McArdle disease
McArdle disease Causes
Myophosphorylase is the muscle isoform of the glycogen enzyme called phosphorylase and what happens with victims of this disease is that a metabolic disorder prevents the sufficient production of this muscle isoform.
McArdle disease Definition
By definition MacArdle's disease is also known as Glycogen storage disease type V and is a kind of metabolic disorder that is characterized by the body's inability to produce enough of the muscle isoform called phosphorylase. Relatively recent, it was first identified in 1951 by the English physician whose name it now bears.
McArdle disease Diagnosis
Diagnosis of the diseases is also clinically based with a physical examination of patients who are asked to demonstrate certain physical tasks. Family history is also examined because the disorder tends to be hereditary. Tests include a forearm exercise test, blood samples for the detection of lactate and ammonia and a possible muscle biopsy to find specific instances of glycogen absorption.

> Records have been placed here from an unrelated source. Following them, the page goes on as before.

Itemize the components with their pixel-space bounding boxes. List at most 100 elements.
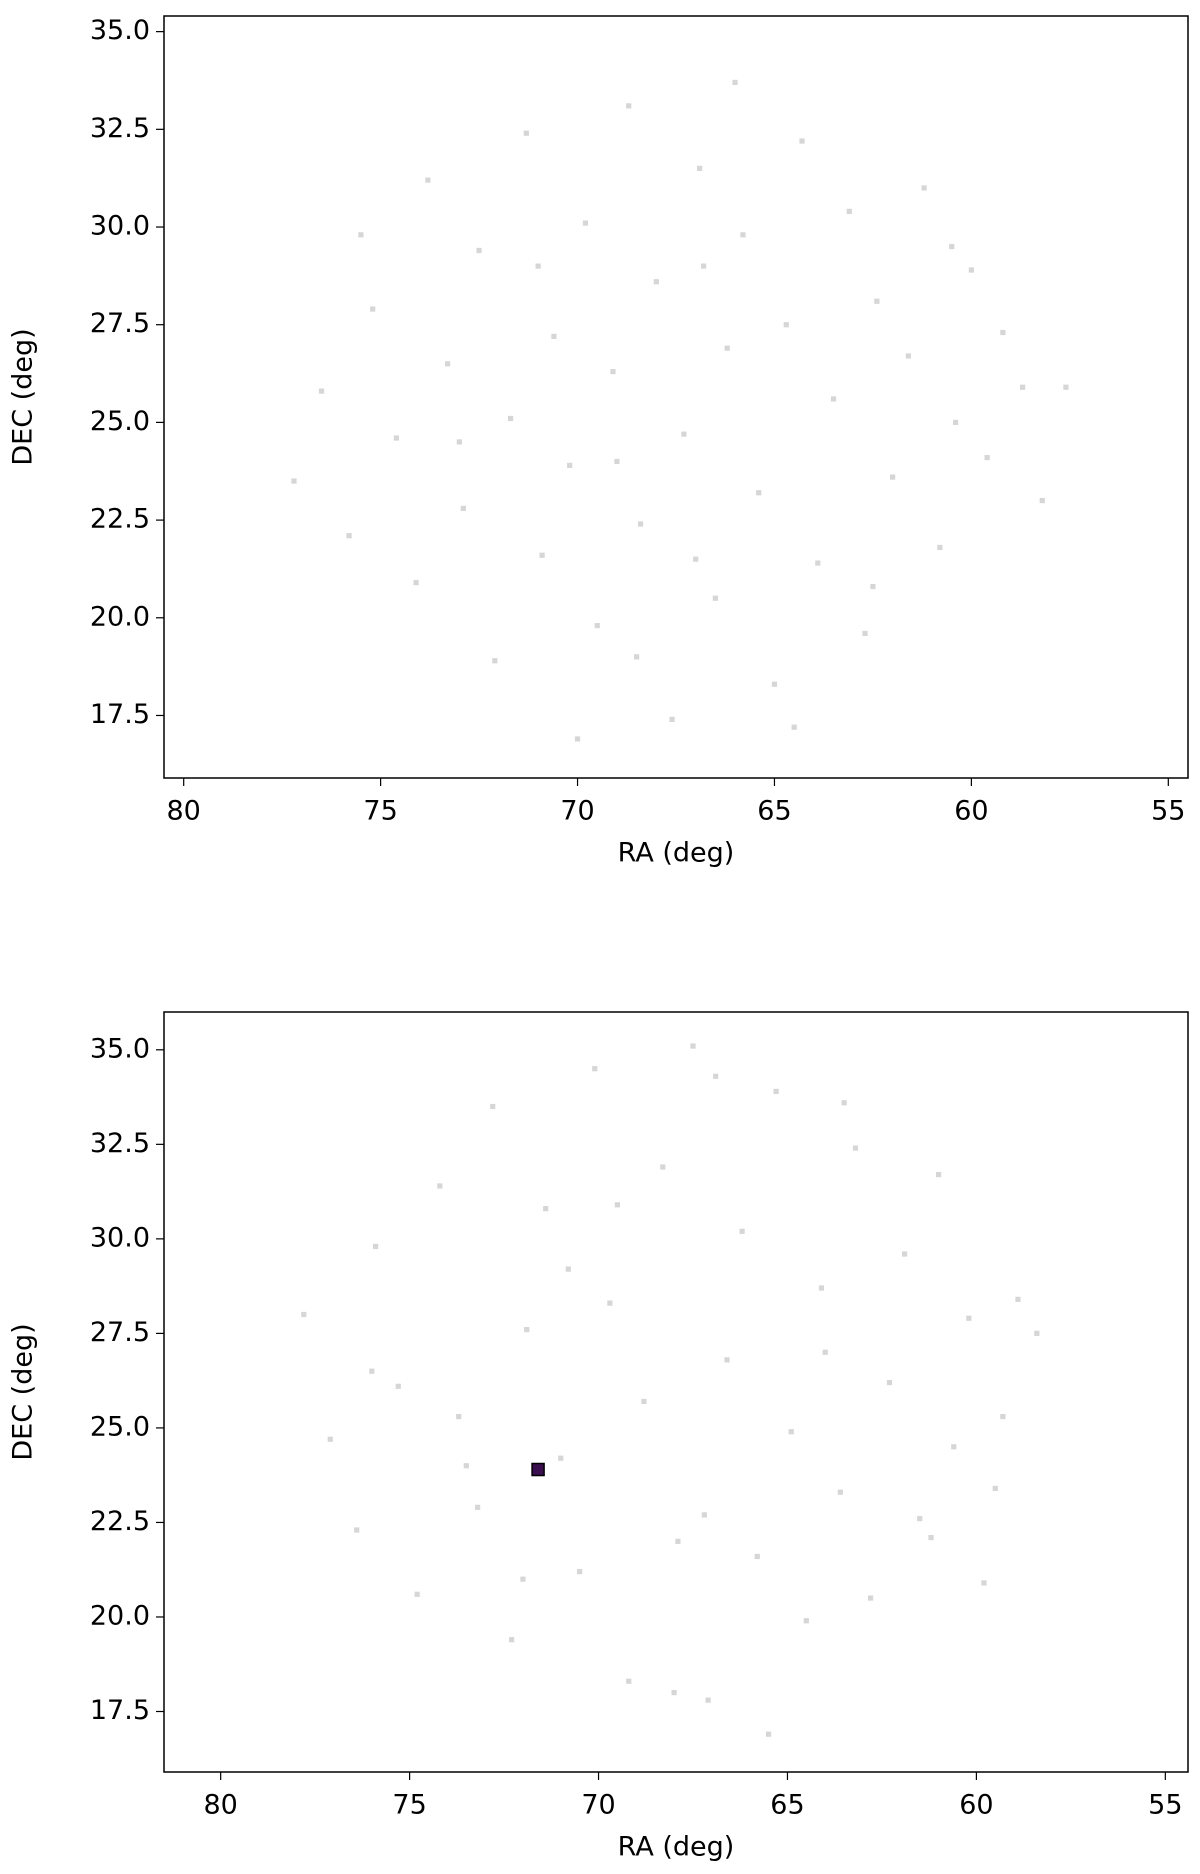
point <box>614 458 620 465</box>
x-tick-label: 75 <box>392 1790 426 1821</box>
point <box>318 388 325 394</box>
y-tick-label: 35.0 <box>90 1033 150 1064</box>
point <box>681 431 687 437</box>
x-tick-label: 55 <box>1148 1790 1182 1821</box>
point <box>671 1689 677 1696</box>
x-tick-label: 75 <box>363 796 397 827</box>
point <box>867 1595 874 1601</box>
point <box>837 1489 843 1495</box>
x-tick-label: 60 <box>954 796 988 827</box>
point <box>414 1591 420 1597</box>
point <box>607 1300 613 1306</box>
y-tick-label: 17.5 <box>90 1695 150 1726</box>
point <box>373 1243 379 1250</box>
point <box>803 1618 809 1624</box>
x-tick-label: 60 <box>959 1790 993 1821</box>
point <box>1019 384 1026 390</box>
point <box>425 177 431 183</box>
point <box>669 716 675 722</box>
point <box>592 1066 598 1072</box>
point <box>949 243 955 250</box>
point <box>637 521 644 527</box>
point <box>567 462 573 468</box>
point <box>754 1553 760 1560</box>
point <box>890 474 896 480</box>
point <box>724 345 730 351</box>
axes-frame <box>163 1011 1189 1773</box>
y-tick-label: 30.0 <box>90 211 150 242</box>
y-tick-label: 17.5 <box>90 699 150 730</box>
point <box>1015 1296 1021 1302</box>
point <box>951 1444 957 1450</box>
point <box>369 1368 375 1374</box>
point <box>535 263 541 269</box>
point <box>815 560 821 566</box>
point <box>791 724 797 730</box>
y-tick-label: 25.0 <box>90 406 150 437</box>
point <box>724 1357 730 1363</box>
point <box>358 232 364 238</box>
point <box>460 505 466 511</box>
point <box>870 583 876 590</box>
y-tick-label: 32.5 <box>90 113 150 144</box>
point <box>476 247 482 254</box>
x-tick-label: 70 <box>560 796 594 827</box>
point <box>992 1485 998 1492</box>
point <box>756 490 762 496</box>
point <box>773 1088 779 1095</box>
y-axis-label: DEC (deg) <box>8 1323 39 1460</box>
point <box>921 185 927 191</box>
point <box>594 623 600 629</box>
point <box>492 658 498 664</box>
point <box>507 415 514 422</box>
point <box>614 1202 621 1208</box>
point <box>475 1504 481 1510</box>
point <box>966 1315 972 1321</box>
point <box>712 595 718 601</box>
point <box>524 1327 530 1333</box>
point <box>626 1678 632 1684</box>
point <box>543 1206 549 1212</box>
point <box>739 1228 745 1234</box>
y-tick-label: 27.5 <box>90 308 150 339</box>
point <box>610 369 616 375</box>
point <box>634 654 640 660</box>
point <box>653 279 659 285</box>
point <box>937 544 943 551</box>
y-tick-label: 25.0 <box>90 1411 150 1442</box>
point <box>953 419 959 425</box>
point <box>675 1538 681 1544</box>
point <box>886 1379 893 1386</box>
point <box>641 1398 647 1405</box>
point <box>690 1043 696 1049</box>
y-tick-label: 22.5 <box>90 1506 150 1537</box>
point <box>660 1164 666 1170</box>
point <box>551 333 557 340</box>
point <box>984 454 990 461</box>
y-tick-label: 35.0 <box>90 15 150 46</box>
point <box>565 1266 571 1272</box>
point <box>456 1413 462 1420</box>
point <box>841 1100 847 1106</box>
point <box>413 580 419 586</box>
y-tick-label: 22.5 <box>90 504 150 535</box>
point <box>818 1285 825 1291</box>
x-axis-label: RA (deg) <box>618 838 735 869</box>
point <box>626 103 632 109</box>
point <box>968 267 974 273</box>
point <box>846 208 852 214</box>
point <box>917 1516 923 1522</box>
highlight-point <box>531 1462 545 1477</box>
point <box>577 1569 583 1575</box>
point <box>1034 1330 1040 1336</box>
point <box>902 1251 908 1257</box>
point <box>928 1534 934 1541</box>
point <box>574 736 581 742</box>
point <box>346 533 352 539</box>
point <box>771 681 778 687</box>
point <box>700 263 707 269</box>
point <box>1000 1413 1006 1420</box>
point <box>558 1455 564 1461</box>
point <box>701 1512 707 1518</box>
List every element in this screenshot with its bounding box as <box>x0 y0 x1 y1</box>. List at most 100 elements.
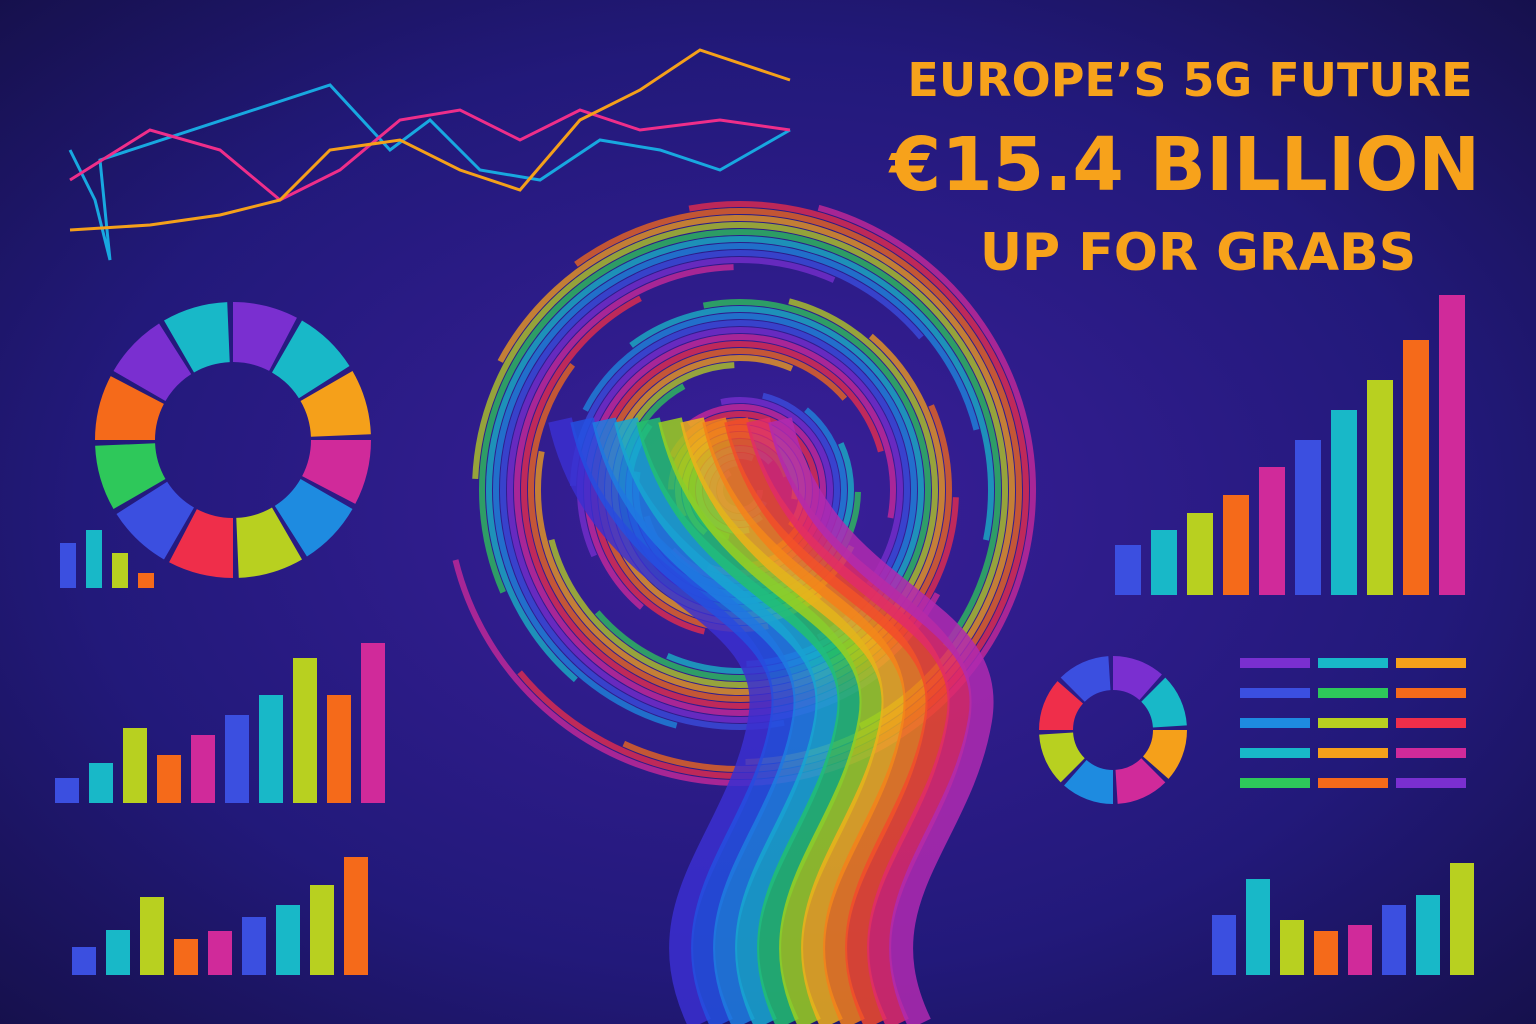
decor-hbar <box>1240 688 1310 698</box>
decor-donut <box>169 508 234 578</box>
swirl-arc <box>493 243 980 729</box>
decor-line <box>69 48 791 232</box>
decor-bar <box>1280 920 1304 975</box>
decor-bar <box>327 695 351 803</box>
decor-bar <box>60 543 76 588</box>
decor-bar <box>242 917 266 975</box>
decor-bar <box>208 931 232 975</box>
flow-band <box>768 417 994 1024</box>
decor-donut <box>95 376 165 441</box>
decor-bar <box>86 530 102 588</box>
flow-band <box>680 417 906 1024</box>
decor-bar <box>1295 440 1321 595</box>
decor-donut <box>164 302 231 373</box>
decor-hbar <box>1396 688 1466 698</box>
decor-bar <box>1331 410 1357 595</box>
title-line: €15.4 BILLION <box>888 122 1480 208</box>
decor-bar <box>1115 545 1141 595</box>
decor-line <box>69 108 791 202</box>
decor-hbar <box>1240 748 1310 758</box>
decor-bar <box>361 643 385 803</box>
flow-band <box>592 417 818 1024</box>
decor-bar <box>1439 295 1465 595</box>
decor-hbar <box>1318 688 1388 698</box>
flow-band <box>614 417 840 1024</box>
decor-donut <box>1142 729 1187 779</box>
decor-bar <box>157 755 181 803</box>
decor-hbar <box>1396 718 1466 728</box>
decor-donut <box>1060 656 1112 703</box>
flow-band <box>548 417 774 1024</box>
decor-donut <box>271 320 350 400</box>
swirl-arc <box>486 236 994 683</box>
title-line: UP FOR GRABS <box>980 223 1416 283</box>
decor-donut <box>235 507 302 578</box>
flow-band <box>724 417 950 1024</box>
swirl-arc <box>507 257 879 723</box>
swirl-arc <box>528 363 952 702</box>
decor-hbar <box>1318 658 1388 668</box>
decor-bar <box>344 857 368 975</box>
decor-hbar <box>1240 658 1310 668</box>
decor-hbar <box>1318 748 1388 758</box>
decor-bar <box>72 947 96 975</box>
decor-bar <box>55 778 79 803</box>
decor-bar <box>123 728 147 803</box>
decor-bar <box>112 553 128 588</box>
decor-donut <box>1064 759 1114 804</box>
decor-line <box>68 83 791 261</box>
flow-band <box>658 417 884 1024</box>
decor-bar <box>1403 340 1429 595</box>
decor-bar <box>1348 925 1372 975</box>
flow-band <box>636 417 862 1024</box>
decor-hbar <box>1396 748 1466 758</box>
decor-hbar <box>1240 718 1310 728</box>
decor-donut <box>1112 656 1162 701</box>
decor-bar <box>1246 879 1270 975</box>
decor-bar <box>1367 380 1393 595</box>
title-line: EUROPE’S 5G FUTURE <box>907 53 1472 107</box>
swirl-arc <box>517 201 1029 779</box>
decor-bar <box>106 930 130 975</box>
decor-donut <box>1114 757 1166 804</box>
swirl-arc <box>591 341 884 635</box>
decor-bar <box>140 897 164 975</box>
decor-bar <box>89 763 113 803</box>
decor-bar <box>1187 513 1213 595</box>
flow-band <box>570 417 796 1024</box>
decor-bar <box>225 715 249 803</box>
decor-donut <box>1039 731 1086 783</box>
decor-donut <box>95 442 166 509</box>
decor-bar <box>1382 905 1406 975</box>
decor-bar <box>1151 530 1177 595</box>
decoration <box>55 48 1474 1024</box>
decor-bar <box>310 885 334 975</box>
swirl-arc <box>594 299 931 681</box>
decor-bar <box>259 695 283 803</box>
decor-hbar <box>1396 778 1466 788</box>
decor-donut <box>301 439 371 504</box>
decor-bar <box>1212 915 1236 975</box>
swirl-arc <box>500 250 924 730</box>
decor-donut <box>116 480 195 560</box>
decor-bar <box>138 573 154 588</box>
swirl-arc <box>570 320 910 641</box>
decor-bar <box>1416 895 1440 975</box>
decor-hbar <box>1318 718 1388 728</box>
decor-hbar <box>1240 778 1310 788</box>
decor-bar <box>1223 495 1249 595</box>
decor-bar <box>191 735 215 803</box>
decor-bar <box>276 905 300 975</box>
decor-donut <box>113 323 193 402</box>
flow-band <box>702 417 928 1024</box>
decor-bar <box>174 939 198 975</box>
decor-donut <box>1039 681 1084 731</box>
decor-bar <box>1450 863 1474 975</box>
swirl-arc <box>479 229 1001 649</box>
decor-donut <box>300 371 371 438</box>
swirl-arc <box>584 334 896 610</box>
decor-donut <box>232 302 297 372</box>
decor-bar <box>1314 931 1338 975</box>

McArdle disease Symptoms and Signs
Victims of McArdle disease experience exercise intolerance complemented with myalgia, resultant stiffness of exercising muscles, and early fatigue, which are sometimes relieved by rest. The typical cycle that a patient goes through normally starts with fatigue, then after resting, are able to recover their strength again; this is explained by the fact that at this point, the body is now using fatty acids as an energy sources for the body's muscles which explains the renewed strength. Another common symptom is a red to brownish urine which may be a sign of rhabdomyolysis which isthe breakdown of muscle tissue. This has to be avoided because myoglobinuria can damage the kidneys
McArdle disease Treatment
Since it is a metabolic disorder, the most successful treatment programs involve the proper utilization of glycogen to capitalize on the disorder's cycle. Any kind of anaerobic exercise that involves intense muscle movement must be avoided.